One of my pet peeves is that increasingly frequently, pressing Enter to submit a web form doesn’t even universally work anymore. Instead you have to tab to the submit button, and (depending on the web page) have to press Space or Enter to actuate it.

Another annoyance is that many web forms (and desktop apps based on web tech) don’t automatically place the keyboard focus in an input field anymore when first displayed. This is also an antipattern on mobile, that even on screens that only have one or two text inputs, and where the previous action clearly expressed that you want to perform a step that requires entering something, you first have to tap on the input field for the keyboard to appear, so that you can start entering the requested information.

embedding-shape 3 hours ago | parent [-]

> One of my pet peeves is that increasingly frequently, pressing Enter to submit a web form doesn’t even universally work anymore. Instead you have to tab to the submit button, and (depending on the web page), have to press Space or Enter to actuate it.
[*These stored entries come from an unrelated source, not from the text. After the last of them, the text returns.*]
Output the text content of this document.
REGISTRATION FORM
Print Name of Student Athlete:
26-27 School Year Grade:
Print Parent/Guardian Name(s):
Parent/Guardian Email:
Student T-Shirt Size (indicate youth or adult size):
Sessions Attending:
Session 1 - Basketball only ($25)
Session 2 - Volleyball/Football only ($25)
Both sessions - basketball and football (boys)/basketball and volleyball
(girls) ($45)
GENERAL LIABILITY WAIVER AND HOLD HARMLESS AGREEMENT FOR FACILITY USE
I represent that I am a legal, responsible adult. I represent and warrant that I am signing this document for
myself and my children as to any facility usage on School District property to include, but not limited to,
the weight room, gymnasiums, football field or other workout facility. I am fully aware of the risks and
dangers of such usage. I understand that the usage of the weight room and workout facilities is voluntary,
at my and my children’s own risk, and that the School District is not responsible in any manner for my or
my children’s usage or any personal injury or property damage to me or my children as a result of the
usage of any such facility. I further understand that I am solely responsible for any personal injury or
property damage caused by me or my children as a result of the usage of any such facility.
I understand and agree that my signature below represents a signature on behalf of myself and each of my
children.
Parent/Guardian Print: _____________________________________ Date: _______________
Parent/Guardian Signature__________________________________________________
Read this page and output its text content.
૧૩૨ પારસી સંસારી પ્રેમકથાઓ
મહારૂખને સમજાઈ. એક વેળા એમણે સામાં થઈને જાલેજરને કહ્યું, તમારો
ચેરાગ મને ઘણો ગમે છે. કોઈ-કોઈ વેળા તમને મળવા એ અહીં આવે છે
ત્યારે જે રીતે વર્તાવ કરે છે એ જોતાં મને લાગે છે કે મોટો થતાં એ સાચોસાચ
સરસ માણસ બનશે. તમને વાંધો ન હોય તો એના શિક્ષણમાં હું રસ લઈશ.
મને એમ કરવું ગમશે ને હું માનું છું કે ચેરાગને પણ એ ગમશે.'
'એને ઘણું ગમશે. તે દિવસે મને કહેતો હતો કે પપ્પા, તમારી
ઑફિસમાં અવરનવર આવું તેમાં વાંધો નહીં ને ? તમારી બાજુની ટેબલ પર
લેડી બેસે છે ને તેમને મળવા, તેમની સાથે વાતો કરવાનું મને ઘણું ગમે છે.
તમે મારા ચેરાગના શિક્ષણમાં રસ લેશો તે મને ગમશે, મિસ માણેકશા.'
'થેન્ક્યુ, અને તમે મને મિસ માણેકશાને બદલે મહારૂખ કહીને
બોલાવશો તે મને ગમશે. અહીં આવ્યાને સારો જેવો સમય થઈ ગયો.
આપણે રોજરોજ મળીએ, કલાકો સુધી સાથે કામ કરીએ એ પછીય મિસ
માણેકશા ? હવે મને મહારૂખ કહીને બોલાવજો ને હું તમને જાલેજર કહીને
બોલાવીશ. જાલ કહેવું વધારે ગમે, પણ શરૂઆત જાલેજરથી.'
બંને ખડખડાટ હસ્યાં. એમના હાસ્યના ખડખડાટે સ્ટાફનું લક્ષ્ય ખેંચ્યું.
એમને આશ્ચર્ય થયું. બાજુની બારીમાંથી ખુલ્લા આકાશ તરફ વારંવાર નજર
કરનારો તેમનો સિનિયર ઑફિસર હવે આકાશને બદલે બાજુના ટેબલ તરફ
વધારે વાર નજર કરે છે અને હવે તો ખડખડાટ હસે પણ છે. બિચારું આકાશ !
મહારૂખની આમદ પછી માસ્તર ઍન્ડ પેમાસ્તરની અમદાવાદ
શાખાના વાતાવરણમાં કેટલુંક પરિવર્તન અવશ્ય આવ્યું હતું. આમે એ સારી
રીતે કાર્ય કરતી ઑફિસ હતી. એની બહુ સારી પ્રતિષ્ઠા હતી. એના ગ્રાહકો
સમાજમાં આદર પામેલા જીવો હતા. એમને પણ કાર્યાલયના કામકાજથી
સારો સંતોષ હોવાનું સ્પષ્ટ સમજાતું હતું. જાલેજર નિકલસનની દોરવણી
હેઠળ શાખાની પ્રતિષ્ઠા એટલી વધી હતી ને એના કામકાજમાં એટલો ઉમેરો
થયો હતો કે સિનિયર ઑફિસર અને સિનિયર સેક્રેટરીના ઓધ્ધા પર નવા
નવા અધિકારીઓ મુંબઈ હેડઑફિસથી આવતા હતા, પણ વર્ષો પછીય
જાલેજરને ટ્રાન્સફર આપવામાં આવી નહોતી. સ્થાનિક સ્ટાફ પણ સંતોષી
The other day I used Safari on a newly setup macOS machine for the first time in probably a decade. Of course wanted to browse HN, and eventually wanted to write a comment. Wrote a bunch of stuff, and by muscle memory, hit tab then enter.

Guess what happened instead of "submitted the comment"? Tab on macOS Safari apparently jumps up to the addressbar (???), and then of course you press Enter so it reloads the page, and everything you wrote disappears. I'm gonna admit, I did the same time just minutes later again, then I gave up using Safari for any sort of browsing and downloaded Firefox instead.

tpmoney 2 hours ago | parent | next [-]

I would argue that behavior is idiomatic for macOS but not idiomatic for web browsers. Keyboard navigation of all elements has never been the default in macOS. Tab moves between input fields, but without turning on other settings, almost never moved between other elements because macOS was a mouse first OS from its earliest days. Web browsers often broke this convention, but Safari has from day one not used tab for full keyboard navigation by default.

And this highlights something that I think the author glosses over a little but is part of why idioms break for a lot of web applications. A lot of the keyboard commands we're used to issue commands to the OS and so their idioms are generally defined by the idioms of the OS. A web application, by nature of being an application within an application, has to try to intercept or override those commands. It's the same problem that linux (and windows) face with key commands shared by their terminals and their GUIs. Is "ctrl-c" copy or interrupt? Depends on what has focus right now, and both are "idiomatic" for their particular environments. macOS neatly sidesteps this for terminals because "ctrl-c" was never used for copy, it was always "cmd-c".

Incidentally, what you're looking for in Safari is either "Press Tab to highlight each item on a webpage" setting in the Advanced settings tab. By default with that off, you would use "opt-Tab" to navigate to all elements.

watermelon0 2 hours ago | parent | prev [-]

System Settings -> Keyboard -> and toggle Keyboard navigation.

I'm not sure why this isn't the default, but this allows for UI navigation via keyboard on macOS, including Safari.